No parecer encaminhado ao Tribunal Regional Eleitoral da Paraíba (TRE-PB), o procurador Regional Eleitoral, Marcos Queiroga, defende a aplicação da multa máxima prevista na legislação, de R$ 25 mil para cada um.

A ação tem como alvo um vídeo gravado durante agenda oficial em Cajazeiras, no Sertão paraibano, em que os dois aparecem em um hospital público exaltando ações da gestão estadual.
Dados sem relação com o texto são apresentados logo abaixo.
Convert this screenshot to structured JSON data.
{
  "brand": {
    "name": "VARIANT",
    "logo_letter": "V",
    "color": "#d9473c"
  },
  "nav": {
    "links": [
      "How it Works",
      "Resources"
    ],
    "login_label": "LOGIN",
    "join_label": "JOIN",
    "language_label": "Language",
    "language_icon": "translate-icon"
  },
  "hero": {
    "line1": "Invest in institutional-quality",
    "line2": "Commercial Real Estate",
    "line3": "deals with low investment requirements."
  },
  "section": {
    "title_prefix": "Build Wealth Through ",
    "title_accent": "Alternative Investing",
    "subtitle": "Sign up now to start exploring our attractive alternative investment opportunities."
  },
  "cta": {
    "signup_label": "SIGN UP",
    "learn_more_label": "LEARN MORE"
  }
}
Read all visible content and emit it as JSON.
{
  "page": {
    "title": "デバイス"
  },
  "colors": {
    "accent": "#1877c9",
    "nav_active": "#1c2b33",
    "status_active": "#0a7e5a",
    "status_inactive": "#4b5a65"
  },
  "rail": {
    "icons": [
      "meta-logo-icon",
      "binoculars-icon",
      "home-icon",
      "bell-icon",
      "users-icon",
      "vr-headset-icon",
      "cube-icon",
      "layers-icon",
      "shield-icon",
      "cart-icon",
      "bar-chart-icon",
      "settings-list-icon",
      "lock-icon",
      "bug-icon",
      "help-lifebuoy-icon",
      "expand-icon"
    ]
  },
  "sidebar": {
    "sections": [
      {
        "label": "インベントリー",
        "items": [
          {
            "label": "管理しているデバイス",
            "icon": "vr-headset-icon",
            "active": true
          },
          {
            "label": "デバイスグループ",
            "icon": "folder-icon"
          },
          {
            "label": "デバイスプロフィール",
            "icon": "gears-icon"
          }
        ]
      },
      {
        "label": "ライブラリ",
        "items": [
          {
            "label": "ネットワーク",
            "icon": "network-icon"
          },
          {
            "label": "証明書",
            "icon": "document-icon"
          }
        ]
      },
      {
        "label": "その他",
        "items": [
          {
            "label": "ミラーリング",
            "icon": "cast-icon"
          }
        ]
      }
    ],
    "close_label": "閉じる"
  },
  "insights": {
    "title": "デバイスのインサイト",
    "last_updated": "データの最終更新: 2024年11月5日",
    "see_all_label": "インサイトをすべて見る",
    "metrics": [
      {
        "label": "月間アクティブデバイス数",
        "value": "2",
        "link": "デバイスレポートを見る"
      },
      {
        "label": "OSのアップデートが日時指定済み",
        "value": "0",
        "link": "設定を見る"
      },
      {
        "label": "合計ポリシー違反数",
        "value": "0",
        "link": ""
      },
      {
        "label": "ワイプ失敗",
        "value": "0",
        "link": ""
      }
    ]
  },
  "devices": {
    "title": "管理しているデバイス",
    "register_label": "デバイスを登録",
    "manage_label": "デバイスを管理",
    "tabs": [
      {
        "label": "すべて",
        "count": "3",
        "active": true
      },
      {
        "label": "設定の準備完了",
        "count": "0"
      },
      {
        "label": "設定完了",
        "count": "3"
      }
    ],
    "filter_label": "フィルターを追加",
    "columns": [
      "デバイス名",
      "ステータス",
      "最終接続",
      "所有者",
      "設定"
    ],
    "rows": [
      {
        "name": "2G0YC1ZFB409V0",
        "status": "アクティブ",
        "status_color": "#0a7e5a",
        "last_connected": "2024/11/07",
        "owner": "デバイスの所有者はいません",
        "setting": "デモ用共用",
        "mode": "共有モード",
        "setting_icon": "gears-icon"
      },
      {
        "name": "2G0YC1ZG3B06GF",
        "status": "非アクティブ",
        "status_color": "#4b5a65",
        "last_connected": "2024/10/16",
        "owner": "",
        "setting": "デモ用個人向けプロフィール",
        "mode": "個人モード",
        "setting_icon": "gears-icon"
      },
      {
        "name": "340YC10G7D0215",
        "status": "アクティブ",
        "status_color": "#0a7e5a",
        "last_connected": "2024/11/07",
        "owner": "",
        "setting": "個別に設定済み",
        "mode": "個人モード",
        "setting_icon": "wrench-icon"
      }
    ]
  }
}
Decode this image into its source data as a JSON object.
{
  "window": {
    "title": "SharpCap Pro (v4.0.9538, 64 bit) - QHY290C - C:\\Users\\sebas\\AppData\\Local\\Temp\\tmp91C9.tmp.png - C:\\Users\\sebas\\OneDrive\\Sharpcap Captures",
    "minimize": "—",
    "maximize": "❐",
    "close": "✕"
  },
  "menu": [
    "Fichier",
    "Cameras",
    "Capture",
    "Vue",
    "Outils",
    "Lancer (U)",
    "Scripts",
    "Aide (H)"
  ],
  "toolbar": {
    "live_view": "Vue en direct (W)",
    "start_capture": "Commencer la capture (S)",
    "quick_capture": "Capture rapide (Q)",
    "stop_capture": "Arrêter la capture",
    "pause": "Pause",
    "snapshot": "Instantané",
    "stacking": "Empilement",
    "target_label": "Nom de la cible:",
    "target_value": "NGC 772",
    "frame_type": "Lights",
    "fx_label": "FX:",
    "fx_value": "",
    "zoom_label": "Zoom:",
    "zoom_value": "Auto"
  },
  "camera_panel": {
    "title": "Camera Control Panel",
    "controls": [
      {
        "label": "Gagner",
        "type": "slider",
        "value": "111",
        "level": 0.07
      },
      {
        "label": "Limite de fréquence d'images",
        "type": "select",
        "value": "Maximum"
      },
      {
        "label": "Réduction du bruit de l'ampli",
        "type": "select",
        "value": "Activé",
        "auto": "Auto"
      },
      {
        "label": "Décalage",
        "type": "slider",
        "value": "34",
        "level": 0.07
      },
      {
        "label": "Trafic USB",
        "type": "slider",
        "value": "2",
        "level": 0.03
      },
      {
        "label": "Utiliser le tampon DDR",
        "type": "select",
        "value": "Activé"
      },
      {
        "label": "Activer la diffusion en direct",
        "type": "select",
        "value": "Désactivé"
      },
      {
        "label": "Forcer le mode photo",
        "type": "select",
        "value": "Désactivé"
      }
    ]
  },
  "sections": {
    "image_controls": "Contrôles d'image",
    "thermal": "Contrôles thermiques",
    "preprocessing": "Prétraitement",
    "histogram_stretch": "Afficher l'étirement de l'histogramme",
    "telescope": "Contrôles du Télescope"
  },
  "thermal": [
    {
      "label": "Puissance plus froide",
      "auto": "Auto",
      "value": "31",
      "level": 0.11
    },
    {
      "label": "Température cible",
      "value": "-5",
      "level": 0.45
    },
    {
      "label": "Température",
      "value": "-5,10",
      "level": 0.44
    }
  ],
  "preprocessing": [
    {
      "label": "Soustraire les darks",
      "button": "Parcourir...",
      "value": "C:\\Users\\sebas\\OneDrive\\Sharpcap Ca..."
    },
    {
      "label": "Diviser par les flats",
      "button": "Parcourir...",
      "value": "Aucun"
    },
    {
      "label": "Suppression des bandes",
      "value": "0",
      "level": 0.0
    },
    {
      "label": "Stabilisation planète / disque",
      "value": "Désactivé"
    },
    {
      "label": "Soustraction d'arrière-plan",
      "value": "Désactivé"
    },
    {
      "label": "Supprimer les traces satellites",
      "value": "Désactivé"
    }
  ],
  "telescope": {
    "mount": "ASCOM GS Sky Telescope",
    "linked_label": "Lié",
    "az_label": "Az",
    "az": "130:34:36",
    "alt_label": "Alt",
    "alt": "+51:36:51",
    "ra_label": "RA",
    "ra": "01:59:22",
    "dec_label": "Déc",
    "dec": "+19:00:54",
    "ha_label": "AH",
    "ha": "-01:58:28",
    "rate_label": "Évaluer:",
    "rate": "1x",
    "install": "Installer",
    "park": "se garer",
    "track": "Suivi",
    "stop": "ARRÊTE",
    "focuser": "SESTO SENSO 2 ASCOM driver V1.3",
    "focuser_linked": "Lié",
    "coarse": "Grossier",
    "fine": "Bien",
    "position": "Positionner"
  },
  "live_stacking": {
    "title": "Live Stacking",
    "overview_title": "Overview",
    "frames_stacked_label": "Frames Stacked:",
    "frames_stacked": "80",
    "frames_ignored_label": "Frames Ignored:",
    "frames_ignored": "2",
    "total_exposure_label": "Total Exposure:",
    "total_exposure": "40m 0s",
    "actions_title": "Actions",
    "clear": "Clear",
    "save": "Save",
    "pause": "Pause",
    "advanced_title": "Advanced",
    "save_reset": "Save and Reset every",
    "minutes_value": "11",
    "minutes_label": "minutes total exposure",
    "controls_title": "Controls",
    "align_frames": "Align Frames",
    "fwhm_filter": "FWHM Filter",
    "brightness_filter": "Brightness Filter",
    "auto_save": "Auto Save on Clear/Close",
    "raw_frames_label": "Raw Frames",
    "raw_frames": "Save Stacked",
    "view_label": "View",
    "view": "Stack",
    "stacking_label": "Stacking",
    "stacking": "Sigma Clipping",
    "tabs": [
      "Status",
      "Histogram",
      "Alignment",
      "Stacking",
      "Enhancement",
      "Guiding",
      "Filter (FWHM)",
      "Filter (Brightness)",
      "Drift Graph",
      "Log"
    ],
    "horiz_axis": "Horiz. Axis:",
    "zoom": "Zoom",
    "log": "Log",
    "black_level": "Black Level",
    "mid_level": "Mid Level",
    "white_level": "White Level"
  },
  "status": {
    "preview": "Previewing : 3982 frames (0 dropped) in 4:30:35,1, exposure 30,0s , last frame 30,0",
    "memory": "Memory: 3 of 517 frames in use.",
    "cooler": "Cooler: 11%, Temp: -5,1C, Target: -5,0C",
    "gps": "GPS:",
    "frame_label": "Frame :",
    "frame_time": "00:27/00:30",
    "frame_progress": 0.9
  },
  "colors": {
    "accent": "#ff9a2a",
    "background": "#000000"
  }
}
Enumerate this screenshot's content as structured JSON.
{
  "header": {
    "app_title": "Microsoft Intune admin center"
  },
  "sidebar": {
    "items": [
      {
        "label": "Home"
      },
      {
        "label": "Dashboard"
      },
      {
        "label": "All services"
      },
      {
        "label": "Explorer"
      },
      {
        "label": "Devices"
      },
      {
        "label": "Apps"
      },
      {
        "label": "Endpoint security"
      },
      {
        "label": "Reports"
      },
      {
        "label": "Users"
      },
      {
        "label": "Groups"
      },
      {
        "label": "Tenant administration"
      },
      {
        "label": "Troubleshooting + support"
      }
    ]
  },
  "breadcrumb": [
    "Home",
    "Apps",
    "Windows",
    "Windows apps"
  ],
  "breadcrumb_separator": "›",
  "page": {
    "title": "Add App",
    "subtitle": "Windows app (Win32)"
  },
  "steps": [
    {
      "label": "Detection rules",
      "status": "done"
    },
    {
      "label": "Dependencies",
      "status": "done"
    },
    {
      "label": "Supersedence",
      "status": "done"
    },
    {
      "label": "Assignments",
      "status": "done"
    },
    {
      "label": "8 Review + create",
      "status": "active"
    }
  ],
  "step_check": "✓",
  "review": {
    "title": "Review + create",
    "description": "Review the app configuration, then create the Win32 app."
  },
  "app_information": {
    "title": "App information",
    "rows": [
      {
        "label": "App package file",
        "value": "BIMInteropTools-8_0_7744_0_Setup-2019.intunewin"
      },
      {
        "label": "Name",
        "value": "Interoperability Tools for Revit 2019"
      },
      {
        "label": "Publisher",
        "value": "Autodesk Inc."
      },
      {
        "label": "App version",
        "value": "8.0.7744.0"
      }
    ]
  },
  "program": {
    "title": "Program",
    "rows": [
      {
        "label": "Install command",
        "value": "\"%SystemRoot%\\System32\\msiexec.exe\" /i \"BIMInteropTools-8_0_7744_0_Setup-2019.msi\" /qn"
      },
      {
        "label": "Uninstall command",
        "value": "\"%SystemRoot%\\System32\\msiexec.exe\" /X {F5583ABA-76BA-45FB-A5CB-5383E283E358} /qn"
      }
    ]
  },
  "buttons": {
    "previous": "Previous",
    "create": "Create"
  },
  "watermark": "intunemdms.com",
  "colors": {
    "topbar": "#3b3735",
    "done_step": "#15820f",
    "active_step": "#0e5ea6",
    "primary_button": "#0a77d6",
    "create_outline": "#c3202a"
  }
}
Para o MP, o conteúdo extrapola os limites da pré-campanha e utiliza expressões que funcionariam como pedido implícito de voto, as chamadas “palavras mágicas”, como “Conto com você!” e “Pra frente, sempre!”.

Outro ponto destacado pelo MPE é o fato de o vídeo ter sido gravado dentro de um hospital público, o que seria uma violação da legislação por comprometer a igualdade de condições entre futuros candidatos, já que adversários não têm acesso equivalente a esses espaços.

Participação do ex-governador questionada

O parecer também chama atenção para a presença de João Azevêdo na agenda. Embora não ocupe mais cargo na administração estadual, o ex-governador participou ativamente da gravação, circunstância que, para o MP Eleitoral, reforça o caráter político-eleitoral da ação e a estratégia de associar sua imagem à continuidade do atual governo.

Na manifestação, a Procuradoria sustenta ainda que a multa deve ser aplicada no valor máximo previsto pela Lei das Eleições para evitar que sanções menores sejam tratadas como mero “custo de campanha”, especialmente diante do potencial de alcance das publicações em redes sociais.

O parecer, entretanto, não vincula o julgamento. Caberá ao TRE-PB analisar o caso e decidir se acolhe ou não o entendimento do MPE.

A defesa dos envolvidos ainda não se manifestou sobre a ação.